We weren't properly communicating how you'd decide between these different options.
40% of teachers were opting to create accounts for their under-13 students because of our messaging, but most of those students could instead be signing in with their school Google accounts, which is a much easier flow.
In working with our product analyst to look at email invitation usage, I discovered it was 1) used by a relatively small percentage of teachers, 2) sent students through a pipeline I had originally designed five years ago that hadn't been kept updated, and 3) involved a whole bunch of code.

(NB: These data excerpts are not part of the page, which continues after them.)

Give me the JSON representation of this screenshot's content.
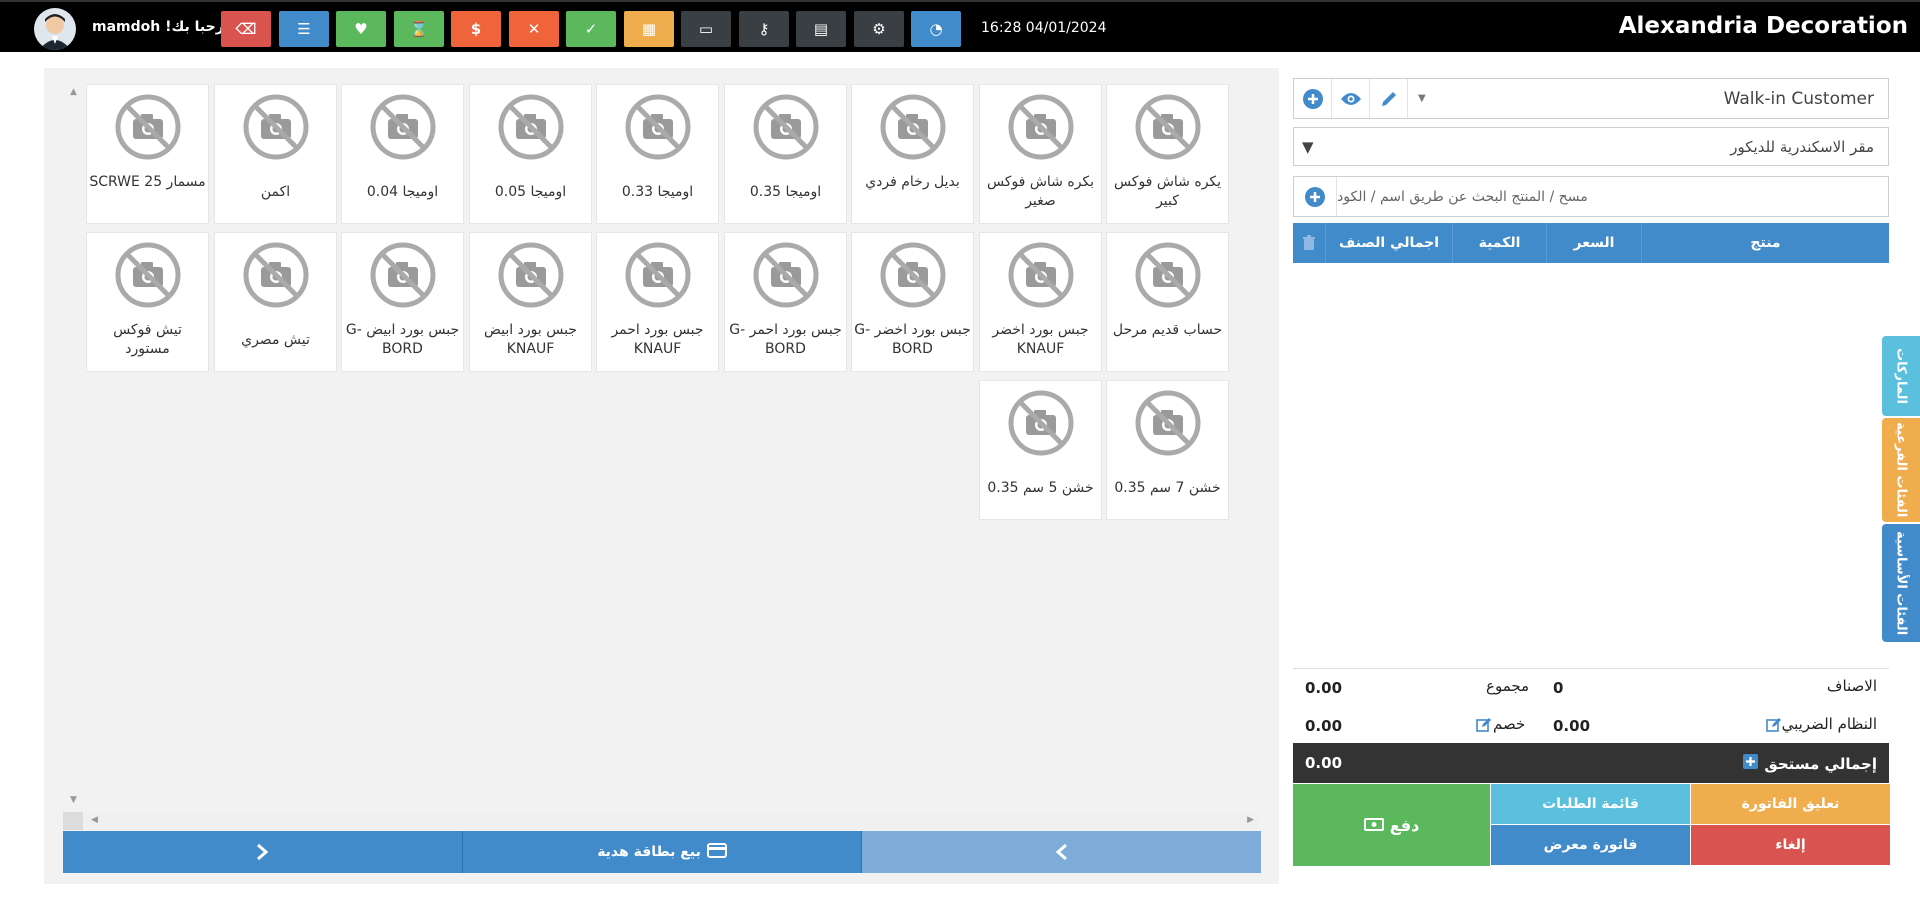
{
  "app": {
    "brand": "Alexandria Decoration",
    "welcome": "مرحبا بك! mamdoh",
    "datetime": "16:28 04/01/2024"
  },
  "toolbar": [
    {
      "name": "eraser-icon",
      "color": "#d9534f",
      "glyph": "⌫"
    },
    {
      "name": "list-icon",
      "color": "#428bca",
      "glyph": "☰"
    },
    {
      "name": "heart-icon",
      "color": "#5cb85c",
      "glyph": "♥"
    },
    {
      "name": "hourglass-icon",
      "color": "#5cb85c",
      "glyph": "⌛"
    },
    {
      "name": "dollar-icon",
      "color": "#f0643c",
      "glyph": "$"
    },
    {
      "name": "close-circle-icon",
      "color": "#f0643c",
      "glyph": "✕"
    },
    {
      "name": "check-circle-icon",
      "color": "#5cb85c",
      "glyph": "✓"
    },
    {
      "name": "grid-icon",
      "color": "#f0ad4e",
      "glyph": "▦"
    },
    {
      "name": "laptop-icon",
      "color": "#3a3f44",
      "glyph": "▭"
    },
    {
      "name": "key-icon",
      "color": "#3a3f44",
      "glyph": "⚷"
    },
    {
      "name": "calculator-icon",
      "color": "#3a3f44",
      "glyph": "▤"
    },
    {
      "name": "cogs-icon",
      "color": "#3a3f44",
      "glyph": "⚙"
    },
    {
      "name": "dashboard-icon",
      "color": "#428bca",
      "glyph": "◔"
    }
  ],
  "products": [
    {
      "name": "يكره شاش فوكس كبير"
    },
    {
      "name": "بكره شاش فوكس صغير"
    },
    {
      "name": "بديل رخام فردي"
    },
    {
      "name": "اوميجا 0.35"
    },
    {
      "name": "اوميجا 0.33"
    },
    {
      "name": "اوميجا 0.05"
    },
    {
      "name": "اوميجا 0.04"
    },
    {
      "name": "اكمن"
    },
    {
      "name": "مسمار 25 SCRWE"
    },
    {
      "name": "حساب قديم مرحل"
    },
    {
      "name": "جبس بورد اخضر KNAUF"
    },
    {
      "name": "جبس بورد اخضر -G BORD"
    },
    {
      "name": "جبس بورد احمر -G BORD"
    },
    {
      "name": "جبس بورد احمر KNAUF"
    },
    {
      "name": "جبس بورد ابيض KNAUF"
    },
    {
      "name": "جبس بورد ابيض -G BORD"
    },
    {
      "name": "تيش مصري"
    },
    {
      "name": "تيش فوكس مستورد"
    },
    {
      "name": "خشن 7 سم 0.35"
    },
    {
      "name": "خشن 5 سم 0.35"
    }
  ],
  "pager": {
    "gift_label": "بيع بطاقة هدية"
  },
  "customer": {
    "selected": "Walk-in Customer"
  },
  "warehouse": {
    "selected": "مقر الاسكندرية للديكور"
  },
  "search": {
    "placeholder": "مسح / المنتج البحث عن طريق اسم / الكود"
  },
  "table": {
    "columns": [
      "منتج",
      "السعر",
      "الكمية",
      "اجمالي الصنف"
    ]
  },
  "totals": {
    "items_label": "الاصناف",
    "items_value": "0",
    "total_label": "مجموع",
    "total_value": "0.00",
    "tax_label": "النظام الضريبي",
    "tax_value": "0.00",
    "discount_label": "خصم",
    "discount_value": "0.00",
    "grand_label": "إجمالي مستحق",
    "grand_value": "0.00"
  },
  "actions": {
    "pay": "دفع",
    "suspend": "تعليق الفاتورة",
    "orders": "قائمة الطلبات",
    "cancel": "إلغاء",
    "quote": "فاتورة معرض"
  },
  "sidetabs": [
    "الماركات",
    "الفئات الفرعية",
    "الفئات الأساسية"
  ]
}
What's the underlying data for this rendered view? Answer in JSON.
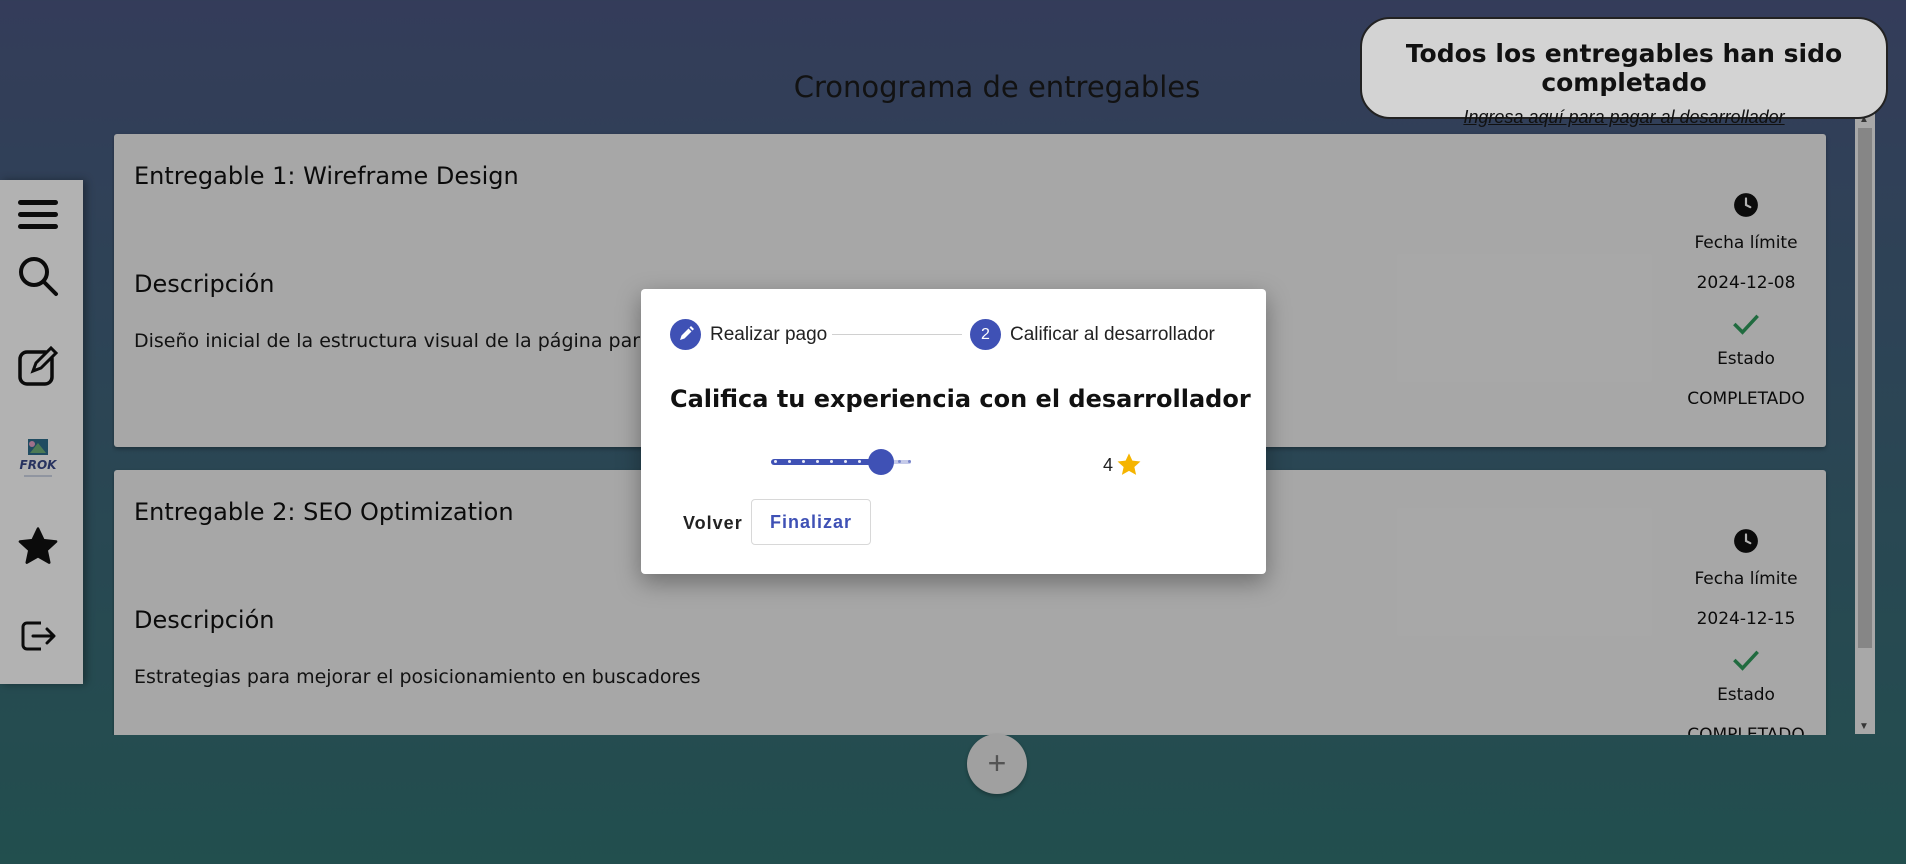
{
  "page": {
    "title": "Cronograma de entregables"
  },
  "deliverables": [
    {
      "title": "Entregable 1: Wireframe Design",
      "desc_label": "Descripción",
      "desc": "Diseño inicial de la estructura visual de la página para ga",
      "deadline_label": "Fecha límite",
      "deadline": "2024-12-08",
      "status_label": "Estado",
      "status": "COMPLETADO"
    },
    {
      "title": "Entregable 2: SEO Optimization",
      "desc_label": "Descripción",
      "desc": "Estrategias para mejorar el posicionamiento en buscadores",
      "deadline_label": "Fecha límite",
      "deadline": "2024-12-15",
      "status_label": "Estado",
      "status": "COMPLETADO"
    }
  ],
  "notice": {
    "title": "Todos los entregables han sido completado",
    "link": "Ingresa aquí para pagar al desarrollador"
  },
  "sidebar": {
    "icons": [
      "menu-icon",
      "search-icon",
      "edit-icon",
      "logo",
      "star-icon",
      "logout-icon"
    ],
    "logo_text": "FROK"
  },
  "dialog": {
    "steps": [
      {
        "label": "Realizar pago",
        "state": "completed"
      },
      {
        "number": "2",
        "label": "Calificar al desarrollador",
        "state": "active"
      }
    ],
    "heading": "Califica tu experiencia con el desarrollador",
    "rating": {
      "value": "4",
      "min": 0,
      "max": 5,
      "star_color": "#f5b400"
    },
    "back_label": "Volver",
    "finish_label": "Finalizar"
  },
  "add_button": "+",
  "colors": {
    "accent": "#3f51b5",
    "check": "#2e9a5b"
  }
}
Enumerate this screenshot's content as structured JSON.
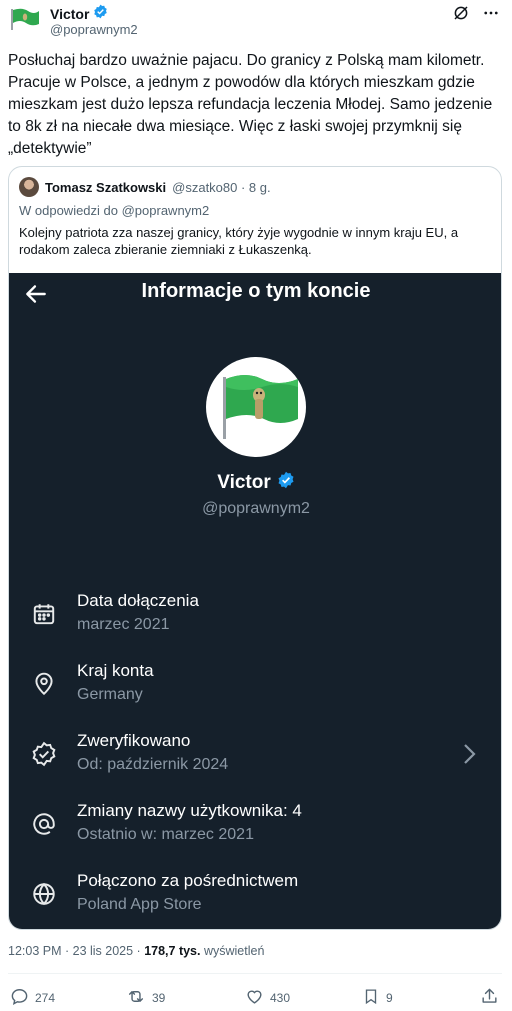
{
  "author": {
    "name": "Victor",
    "handle": "@poprawnym2"
  },
  "tweet": {
    "text": "Posłuchaj bardzo uważnie pajacu. Do granicy z Polską mam kilometr. Pracuje w Polsce, a jednym z powodów dla których mieszkam gdzie mieszkam jest dużo lepsza refundacja leczenia Młodej. Samo jedzenie to 8k zł na niecałe dwa miesiące. Więc z łaski swojej przymknij się „detektywie”"
  },
  "quote": {
    "author_name": "Tomasz Szatkowski",
    "author_meta": "@szatko80 · 8 g.",
    "reply_to": "W odpowiedzi do @poprawnym2",
    "text": "Kolejny patriota zza naszej granicy, który żyje wygodnie w innym kraju EU, a rodakom zaleca zbieranie ziemniaki z Łukaszenką."
  },
  "account_info": {
    "title": "Informacje o tym koncie",
    "name": "Victor",
    "handle": "@poprawnym2",
    "rows": [
      {
        "title": "Data dołączenia",
        "sub": "marzec 2021",
        "icon": "calendar-icon"
      },
      {
        "title": "Kraj konta",
        "sub": "Germany",
        "icon": "location-pin-icon"
      },
      {
        "title": "Zweryfikowano",
        "sub": "Od: październik 2024",
        "icon": "verified-badge-icon"
      },
      {
        "title": "Zmiany nazwy użytkownika: 4",
        "sub": "Ostatnio w: marzec 2021",
        "icon": "at-sign-icon"
      },
      {
        "title": "Połączono za pośrednictwem",
        "sub": "Poland App Store",
        "icon": "globe-icon"
      }
    ]
  },
  "meta": {
    "time_date": "12:03 PM · 23 lis 2025 · ",
    "views_count": "178,7 tys.",
    "views_label": " wyświetleń"
  },
  "actions": {
    "replies": "274",
    "reposts": "39",
    "likes": "430",
    "bookmarks": "9"
  },
  "colors": {
    "accent": "#1d9bf0",
    "dark_bg": "#15202b",
    "muted": "#536471"
  }
}
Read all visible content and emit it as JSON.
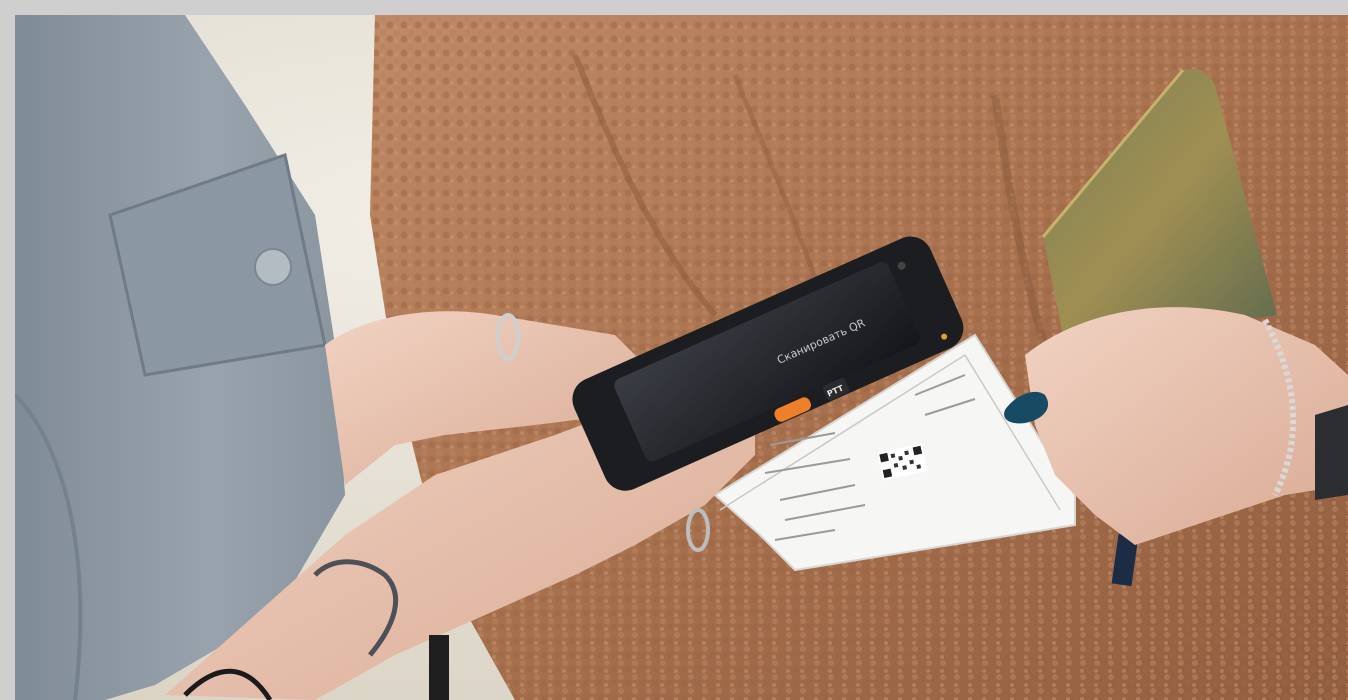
{
  "device": {
    "ptt_label": "PTT",
    "screen_text": "Сканировать QR"
  },
  "colors": {
    "sleeve": "#8e9aa5",
    "coat": "#b07a56",
    "phone_body": "#1c1d20",
    "orange_nail": "#f07f2a",
    "teal_nail": "#174a63",
    "wallet": "#8c7e4d",
    "paper": "#f6f6f4",
    "background": "#ece8de"
  },
  "icons": {
    "qr_code": "qr-code-icon"
  }
}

I realized this was the perfect chance to sunset this feature.
Here's one early visual exploration, which emphasized helping teachers decide which option to choose:
The final version also included the priority ordering we wanted to communicate, from easiest to hardest:
I also eliminated the fourth option, triggering email invitations to your students, by replacing it with the ability to share a general link with your students however is most convenient for the teacher—through email, or through some other way of messaging their students, or projecting it in the classroom:
Previously, students would have to visit /join and then type in a class code. In my new flow, that option was still available, but the more direct option was to go directly to the class-specific link, simplifying their signup experience further.
Our company's #1 metric is "MVALs"—Monthly Very Active Learners, learners who spend 120+ minutes a month learning with us. This reflects Khan Academy's primary interest in driving deep usage and learning, not just quick learning help.
The key driver of classroom MVALs are our MVATs—Monthly Very Active Teachers, defined as a teacher who has 10+ MVAT students.
The combination of our improvements to teacher onboarding yielded a statistically significant 11% increase in the percentage of new teachers who became MVATs, our most valuable users. Our team's impact on the teacher funnel was a huge win for the company.